Boko Harams problems revolve around time and space.
Without control of the Lake Chad and Mandara Zones, they lose control of the smuggling routes to/from the Sahel and Central Africa, losing revenue and thus the ability to pay skilled mercenaries and commanders or even regenerate their reduced numbers beyond forced conscripts.
Boko Haram also has 3 deadlines it needs to focus on, the first is the Nigerian election in which the strategic focus and security forces of its largest and most dangerous adversary will be diverted. The second is the rainy season, when unprepared roads are impassable particularly to heavy vehicles or even large numbers of all-terrain vehicles. The third is when the MJNTF becomes operational and all regional forces begin to operate simultaneously.

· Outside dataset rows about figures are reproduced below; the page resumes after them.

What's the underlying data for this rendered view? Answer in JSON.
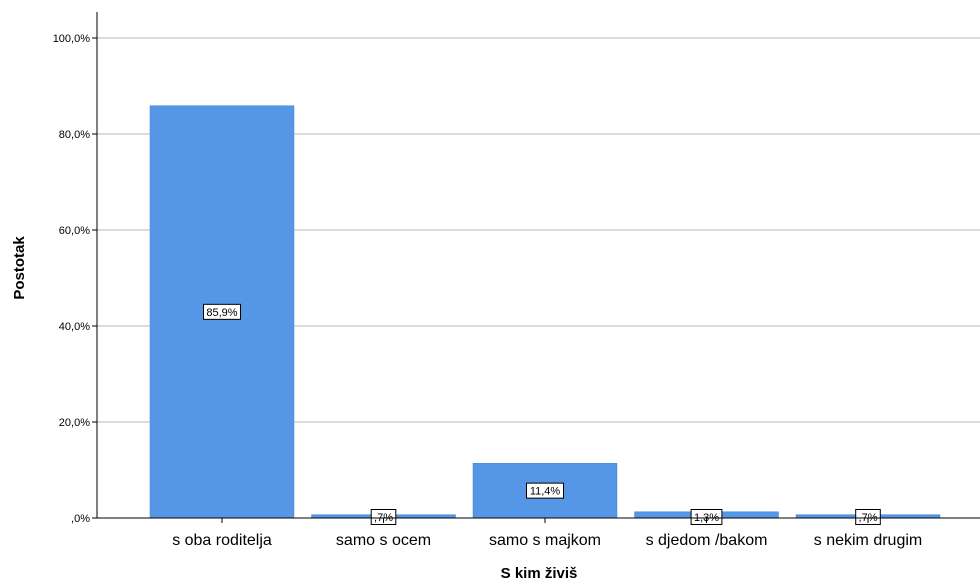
{
  "chart_data": {
    "type": "bar",
    "categories": [
      "s oba roditelja",
      "samo s ocem",
      "samo s majkom",
      "s djedom /bakom",
      "s nekim drugim"
    ],
    "values": [
      85.9,
      0.7,
      11.4,
      1.3,
      0.7
    ],
    "data_labels": [
      "85,9%",
      ",7%",
      "11,4%",
      "1,3%",
      ",7%"
    ],
    "ylim": [
      0,
      100
    ],
    "yticks": [
      0,
      20,
      40,
      60,
      80,
      100
    ],
    "ytick_labels": [
      ",0%",
      "20,0%",
      "40,0%",
      "60,0%",
      "80,0%",
      "100,0%"
    ],
    "xlabel": "S kim živiš",
    "ylabel": "Postotak",
    "grid": true,
    "bar_color": "#5596e6"
  }
}
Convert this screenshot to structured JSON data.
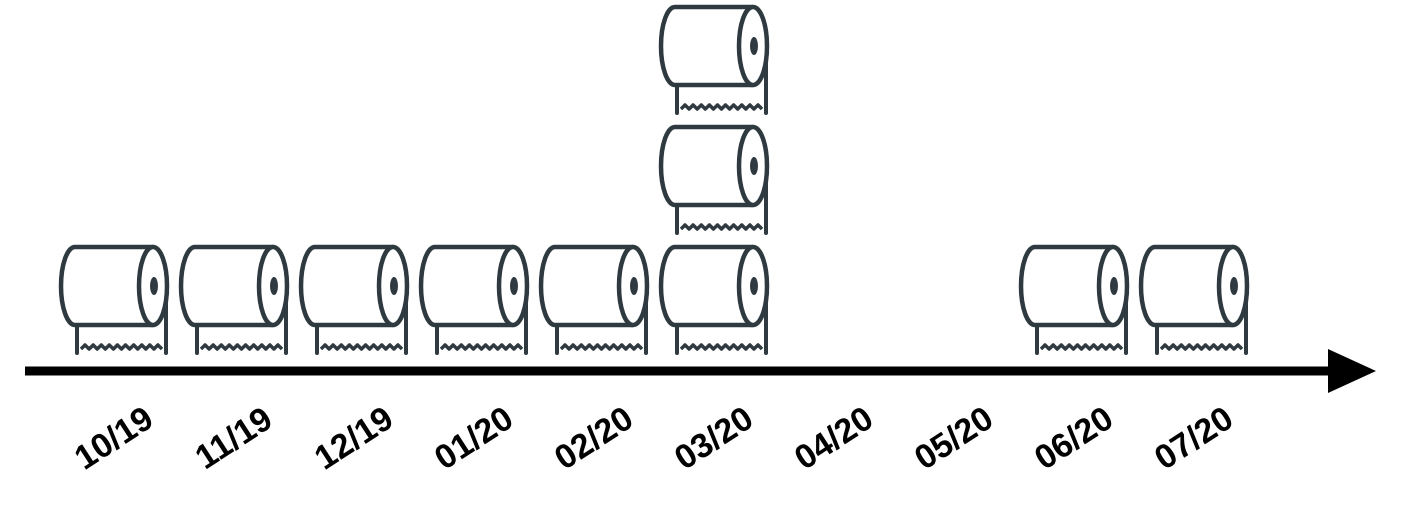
{
  "chart_data": {
    "type": "bar",
    "style": "pictograph",
    "unit_icon": "toilet-paper-roll-icon",
    "categories": [
      "10/19",
      "11/19",
      "12/19",
      "01/20",
      "02/20",
      "03/20",
      "04/20",
      "05/20",
      "06/20",
      "07/20"
    ],
    "values": [
      1,
      1,
      1,
      1,
      1,
      3,
      0,
      0,
      1,
      1
    ],
    "title": "",
    "xlabel": "",
    "ylabel": "",
    "grid": false,
    "legend": "none",
    "colors": {
      "icon_stroke": "#2f3a40",
      "icon_fill": "#ffffff",
      "axis": "#000000",
      "label": "#000000"
    }
  }
}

Boko Haram can do nothing about the second deadline, the first and third they seek to influence the most.
By emphasising their opposition to the election and threatening attacks, not only do they fulfil their nominal hatred of elections but it also force friendly commanders to ‘plan for the worst’ which in practical terms means dedicating more resources towards that event. By attacking each of the allied nations with increasing brutality, it forces them to dedicate more forces to protecting the home nation and lines of communication and not going on the attack.
If their preparations are complete by the end of the dry season they can force the allied forces into a gruelling fight in difficult terrain where vehicles for supply, fire support and transport will have difficulty going, whilst the more mobile enemy fights back with ambushes, IED attacks, raids on isolated villages and kidnappings.
The imperative this is for the allied nations to maintain focus on the main effort and not descend into childish squabbles such as broke out between Nigeria and Niger or Chad and Cameroun.
The new MJNTF will not defeat the enemy but if they reverse the Maoist dictum and attack, attack, attack and attack, the enemy can neither retreat nor harass and we will be closer to the end of the beginning.